Data matrix

Definition

The data matrix for a machine learning problem, for a set of examples and a set of features, is defined as follows. The rows of the matrix correspond to the examples, and the columns of the matrix correspond to the features. The entry in a given row and a given column is the value of the feature for that example. In particular, if there are $m$ examples and $n$ features, then the data matrix is a $m \times n$ matrix. In the context of linear regression and logistic regression problems, the data matrix is also termed the design matrix of the regression.

For supervised learning problems, in addition to the data matrix, a labels vector is provided that has the same dimension as $m$ , the number of examples.

Encoding unknown values

The data matrix may use specific conventions to encode feature values that are unknown.
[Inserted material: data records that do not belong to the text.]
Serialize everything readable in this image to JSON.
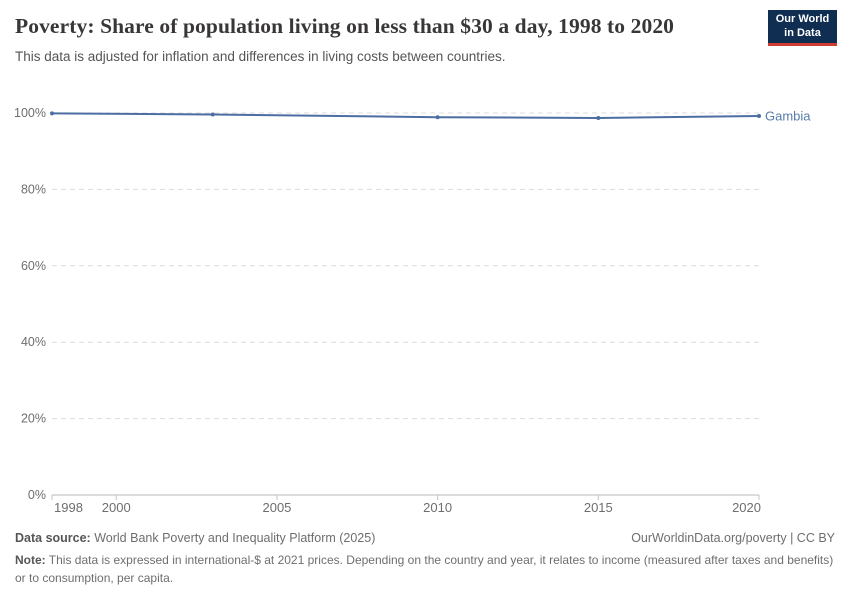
{
  "header": {
    "title": "Poverty: Share of population living on less than $30 a day, 1998 to 2020",
    "subtitle": "This data is adjusted for inflation and differences in living costs between countries.",
    "logo": {
      "line1": "Our World",
      "line2": "in Data",
      "bg_color": "#102d52",
      "bar_color": "#d13c32"
    }
  },
  "chart_data": {
    "type": "line",
    "title": "Poverty: Share of population living on less than $30 a day, 1998 to 2020",
    "unit": "%",
    "xlim": [
      1998,
      2020
    ],
    "ylim": [
      0,
      100
    ],
    "grid": "horizontal-dashed",
    "legend_position": "end-of-line-label",
    "xticks": [
      1998,
      2000,
      2005,
      2010,
      2015,
      2020
    ],
    "yticks": [
      0,
      20,
      40,
      60,
      80,
      100
    ],
    "ytick_labels": [
      "0%",
      "20%",
      "40%",
      "60%",
      "80%",
      "100%"
    ],
    "series": [
      {
        "name": "Gambia",
        "color": "#4c6ea3",
        "label_color": "#577ca9",
        "x": [
          1998,
          2003,
          2010,
          2015,
          2020
        ],
        "values": [
          99.9,
          99.6,
          98.9,
          98.7,
          99.2
        ]
      }
    ]
  },
  "footer": {
    "datasource_label": "Data source:",
    "datasource_value": "World Bank Poverty and Inequality Platform (2025)",
    "attribution": "OurWorldinData.org/poverty | CC BY",
    "note_label": "Note:",
    "note_text": "This data is expressed in international-$ at 2021 prices. Depending on the country and year, it relates to income (measured after taxes and benefits) or to consumption, per capita."
  }
}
Significance in linear algebra

Whether the data matrix is helpful from a linear algebra perspective, i.e., whether linear algebra operations (addition, multiplication) on the data matrix are useful algorithmically, depends on the model type we are using. For most model types, including linear regression, logistic regression, and support vector machines, and all generalized linear models, the data matrix is usable directly for linear algebra.

Note that if the data matrix allows non-numeric values (such as specific conventions to encode unknown values) any algorithm that would treat it simply as a matrix for numbers needs to be modified to account for the possibility of non-numeric values.

Terminology

Tall, wide, and square

A data matrix is termed:

approximately square if the number of examples and number of features are comparable,
tall if the number of examples is substantially greater than the number of features, and
wide if the number of features is greater (roughly, twice or more) than the number of examples

In general, we expect the following:

For tall data matrices, it is likely that the matrix has close to full column rank, i.e., we have more data than features. Holding the set of features constant, the taller the matrix gets, the better the model we are likely to find (as far as generalizable error goes -- the error on the training set will get worse). Tall data matrices are the typical situation in machine learning. This is partly because we deliberately try to keep the number of features sufficiently small that the data matrix is tall.
For wide data matrices, it is likely that the matrix has close to full row rank, i.e., we have too many features and very little data to reliably infer what the features are doing. In this case, overfitting becomes a far bigger concern, and fairly aggressive regularization or other strategies may be needed to train a model with low generalizable error.